Dad laughed. “You have me and this chapel to yourselves tonight. We can do any picture you want.”
“Brilliant.” Charlie stuck his wallet into his back pocket. “Mind if we clean up first?”
“Of course,” Donna said. “I’ll show Emma to the bridal room. The bathroom is on the right.”
Charlie left but poked his head right out. “The loo has gold urinals.”
Emma beamed at her fiancé. “Only the finest for you, love.”
I wanted to bundle the Dean family into my pocket and pluck them out from time to time just to listen to their accented banter. I loved accents, like Dax’s southern drawl. He’d obviously lived somewhere else long enough to develop that accent, so maybe that geographical distance meant he wasn’t close to his poppy. Maybe he didn’t even like his grandpa. We could sit around and hate the man together.
“Do you have a moment?” Donna led me into the photo studio. Dad was switching out backgrounds.
“Dad? Can you leave?” I asked.
Dad harrumphed. “I still can’t believe Cranston pulled that at the funeral. I have half a mind to march over there now.”
It was the fifth time he’d made a similar threat. As kind as both of my parents were, they had a blind spot when it came to Victor Cranston. “Don’t leave the chapel, just the room. Please.”
“Fine.” Dad dropped the curtain. “Make it quick, boss.”
“So how are you doing?” I asked once Dad left.
“Two of my alpacas, Milton and Clarabelle, were depressed today. I shouldn’t have broken the news about Jim. He always brought them treats.”
I filed away the alpaca comment to share with James later. He was obsessed with Donna’s alpaca obsession. “But how are you?”
“I’m a mess.” Donna didn’t look like a mess. She looked exactly the same every time I saw her: a different colored suit for each day of the week (Saturday: lavender—seasons and funerals be
damned), nude tights, cloggish shoes, and hair too aggressively blond to be natural.
“I’m sorry. I know you and Grandpa were … whatever you were.”
“We dated on and off for nine years. Let’s call a spade a spade.”

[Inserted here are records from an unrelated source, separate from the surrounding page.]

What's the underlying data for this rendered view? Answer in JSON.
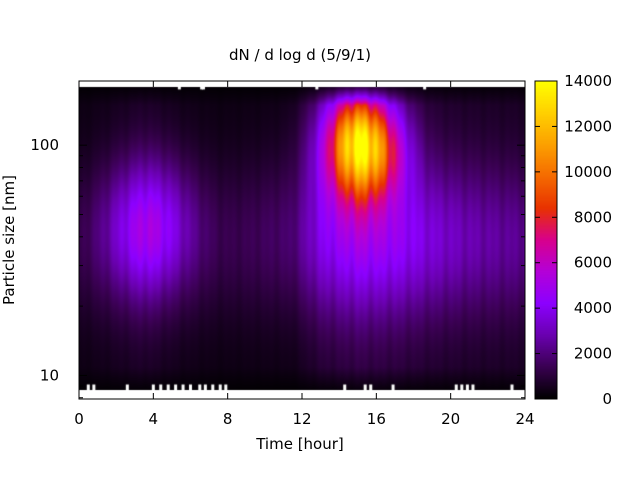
{
  "chart_data": {
    "type": "heatmap",
    "title": "dN / d log d (5/9/1)",
    "xlabel": "Time [hour]",
    "ylabel": "Particle size [nm]",
    "x_range": [
      0,
      24
    ],
    "x_ticks": [
      0,
      4,
      8,
      12,
      16,
      20,
      24
    ],
    "x_tick_labels": [
      "0",
      "4",
      "8",
      "12",
      "16",
      "20",
      "24"
    ],
    "y_scale": "log",
    "y_range": [
      7.9,
      190
    ],
    "y_ticks": [
      10,
      100
    ],
    "y_tick_labels": [
      "10",
      "100"
    ],
    "colorbar": {
      "range": [
        0,
        14000
      ],
      "ticks": [
        0,
        2000,
        4000,
        6000,
        8000,
        10000,
        12000,
        14000
      ],
      "tick_labels": [
        "0",
        "2000",
        "4000",
        "6000",
        "8000",
        "10000",
        "12000",
        "14000"
      ],
      "palette": [
        "#000000",
        "#3a0052",
        "#6a00b0",
        "#8c00ff",
        "#b400d8",
        "#d8008c",
        "#e83200",
        "#f56a00",
        "#fca000",
        "#ffd000",
        "#ffff00"
      ]
    },
    "grid": false,
    "legend": "none",
    "data_extent": {
      "size_nm": [
        8.6,
        180
      ],
      "time_hour": [
        0,
        24
      ]
    },
    "features": [
      {
        "time_hour": 3.8,
        "size_nm": 45,
        "time_width_hour": 1.6,
        "size_width_log10": 0.2,
        "peak": 3400
      },
      {
        "time_hour": 15.1,
        "size_nm": 100,
        "time_width_hour": 1.35,
        "size_width_log10": 0.17,
        "peak": 11300
      },
      {
        "time_hour": 14.6,
        "size_nm": 110,
        "time_width_hour": 0.8,
        "size_width_log10": 0.12,
        "peak": 1800
      },
      {
        "time_hour": 15.8,
        "size_nm": 100,
        "time_width_hour": 0.7,
        "size_width_log10": 0.12,
        "peak": 1600
      },
      {
        "time_hour": 16.8,
        "size_nm": 95,
        "time_width_hour": 0.6,
        "size_width_log10": 0.13,
        "peak": 1200
      },
      {
        "time_hour": 17.8,
        "size_nm": 95,
        "time_width_hour": 0.6,
        "size_width_log10": 0.13,
        "peak": 500
      },
      {
        "time_hour": 16,
        "size_nm": 45,
        "time_width_hour": 4,
        "size_width_log10": 0.25,
        "peak": 1200
      }
    ],
    "background_by_time": [
      {
        "time_hour": 0,
        "level": 1200
      },
      {
        "time_hour": 1.5,
        "level": 1700
      },
      {
        "time_hour": 3.5,
        "level": 2500
      },
      {
        "time_hour": 5.5,
        "level": 1600
      },
      {
        "time_hour": 7.5,
        "level": 1200
      },
      {
        "time_hour": 9.5,
        "level": 1300
      },
      {
        "time_hour": 11.5,
        "level": 1400
      },
      {
        "time_hour": 13,
        "level": 3200
      },
      {
        "time_hour": 15,
        "level": 4200
      },
      {
        "time_hour": 17,
        "level": 3800
      },
      {
        "time_hour": 19,
        "level": 3000
      },
      {
        "time_hour": 21,
        "level": 2600
      },
      {
        "time_hour": 24,
        "level": 2400
      }
    ],
    "missing_data_hours": {
      "top_edge": [
        5.4,
        6.6,
        6.7,
        12.8,
        18.6
      ],
      "bottom_edge": [
        0.5,
        0.8,
        2.6,
        4.0,
        4.4,
        4.8,
        5.2,
        5.6,
        6.0,
        6.5,
        6.8,
        7.2,
        7.6,
        7.9,
        14.3,
        15.4,
        15.7,
        16.9,
        20.3,
        20.6,
        20.9,
        21.2,
        23.3
      ]
    }
  }
}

Gross. We all knew there was something more between Donna and Grandpa, but no one ever came out and said it. Probably because the idea was disgusting—he had to be twenty years older than she was. And he was her boss. And he was my
grandfather
. “Sorry. Right.”
“And while we are speaking frankly, let’s discuss the chapel.”
“Are you … are you okay? That it went to me?”

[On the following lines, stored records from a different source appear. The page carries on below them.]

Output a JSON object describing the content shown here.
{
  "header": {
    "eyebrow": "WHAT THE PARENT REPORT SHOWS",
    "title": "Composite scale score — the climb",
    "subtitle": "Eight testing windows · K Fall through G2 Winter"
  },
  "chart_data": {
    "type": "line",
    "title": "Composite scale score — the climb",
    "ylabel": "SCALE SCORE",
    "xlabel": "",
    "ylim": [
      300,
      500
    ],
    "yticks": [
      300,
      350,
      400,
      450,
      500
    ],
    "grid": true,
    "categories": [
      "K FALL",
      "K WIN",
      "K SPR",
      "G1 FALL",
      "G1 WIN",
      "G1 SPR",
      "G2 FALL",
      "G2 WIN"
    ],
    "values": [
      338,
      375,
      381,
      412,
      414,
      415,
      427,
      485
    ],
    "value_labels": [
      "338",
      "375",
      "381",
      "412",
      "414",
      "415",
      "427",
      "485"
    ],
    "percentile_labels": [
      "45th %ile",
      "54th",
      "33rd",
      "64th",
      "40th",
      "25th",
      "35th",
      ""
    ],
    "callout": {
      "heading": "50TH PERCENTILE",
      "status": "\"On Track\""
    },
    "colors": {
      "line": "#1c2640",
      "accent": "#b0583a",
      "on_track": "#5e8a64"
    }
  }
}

“You’re seventeen. No one is okay with it.”
I sucked in a breath. “Oh.”
“It’s nothing personal to you. Look at the facts. You’re still in school, you have other obligations, you lack life experience, independent contractors aren’t going to take us seriously, you are now essentially your parents’ boss, and—”
“I get it.”
Donna puckered her lips. “But it doesn’t matter how I
feel
about it, because you legally and lawfully are in charge. What matters now is that I would like to keep my job.”

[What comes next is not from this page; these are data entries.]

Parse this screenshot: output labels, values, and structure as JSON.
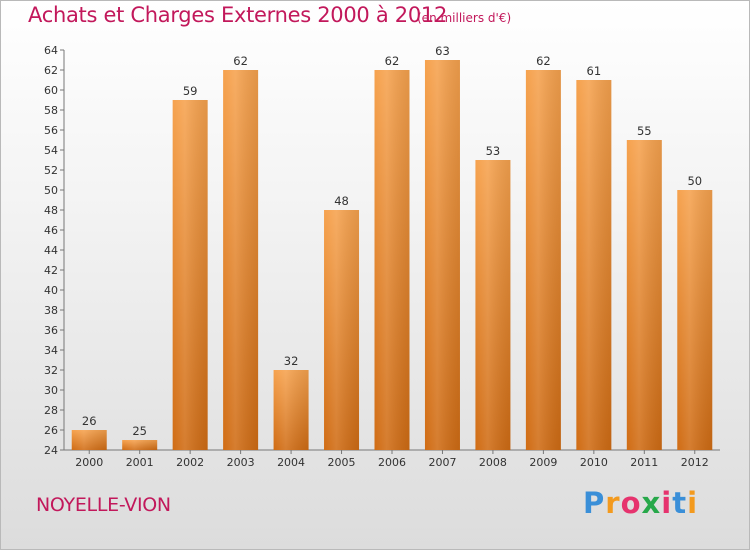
{
  "header": {
    "title": "Achats et Charges Externes 2000 à 2012",
    "subtitle": "(en milliers d'€)"
  },
  "footer": {
    "commune": "NOYELLE-VION",
    "logo": [
      "P",
      "r",
      "o",
      "x",
      "i",
      "t",
      "i"
    ],
    "logo_colors": [
      "#3a8fd8",
      "#f39a1e",
      "#e6336e",
      "#27a84a",
      "#e6336e",
      "#3a8fd8",
      "#f39a1e"
    ]
  },
  "chart_data": {
    "type": "bar",
    "title": "Achats et Charges Externes 2000 à 2012",
    "subtitle": "(en milliers d'€)",
    "categories": [
      "2000",
      "2001",
      "2002",
      "2003",
      "2004",
      "2005",
      "2006",
      "2007",
      "2008",
      "2009",
      "2010",
      "2011",
      "2012"
    ],
    "values": [
      26,
      25,
      59,
      62,
      32,
      48,
      62,
      63,
      53,
      62,
      61,
      55,
      50
    ],
    "ylim": [
      24,
      64
    ],
    "yticks": [
      24,
      26,
      28,
      30,
      32,
      34,
      36,
      38,
      40,
      42,
      44,
      46,
      48,
      50,
      52,
      54,
      56,
      58,
      60,
      62,
      64
    ],
    "grid": false,
    "bar_color_top": "#f6a24e",
    "bar_color_bottom": "#d06c14"
  }
}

I laughed softly. “Donna. You still have a job. I’m not changing anything.”
“Well. You need to change
something
.” Donna leaned in closer. “I looked at the books for the chapel. It’s bad.”
My stomach dropped. Part of me would rather talk about
her relationship with Grandpa. “I know. Grandpa explained things in his letter.”
Donna frowned. “I’ve been talking to the bank. There’s debt. Lots of it. Jim owes about seventy thousand dollars; we have eleven thousand in cash, but he was behind on the last two months’ payments. We’re not going to come up with that kind of money before the balloon payment is due in March, but the financial guy I talked to said we could probably pay some of the debt and refinance if we can show the bank we’re profitable under new ownership.”
“What are you two talking about?” Dad popped his head back into the room. “I thought you were talking women stuff, but this sounds like business.”
“Were you spying?” I asked.
“Yes.” Dad ran his hand through his hair. I’d seen many happy-with-their-husband brides blush when my dad did that hair thing. “Did Cranston do something else?”
Donna gave my elbow a squeeze. Sixth Cranston comment. One-track mind.
Donna told Dad about the loan. His bloodshot eyes reddened to demonic. We shouldn’t be having this conversation now, not the day of the funeral, not with Charlie and Emma outside, waiting for the happiest moment of their lives.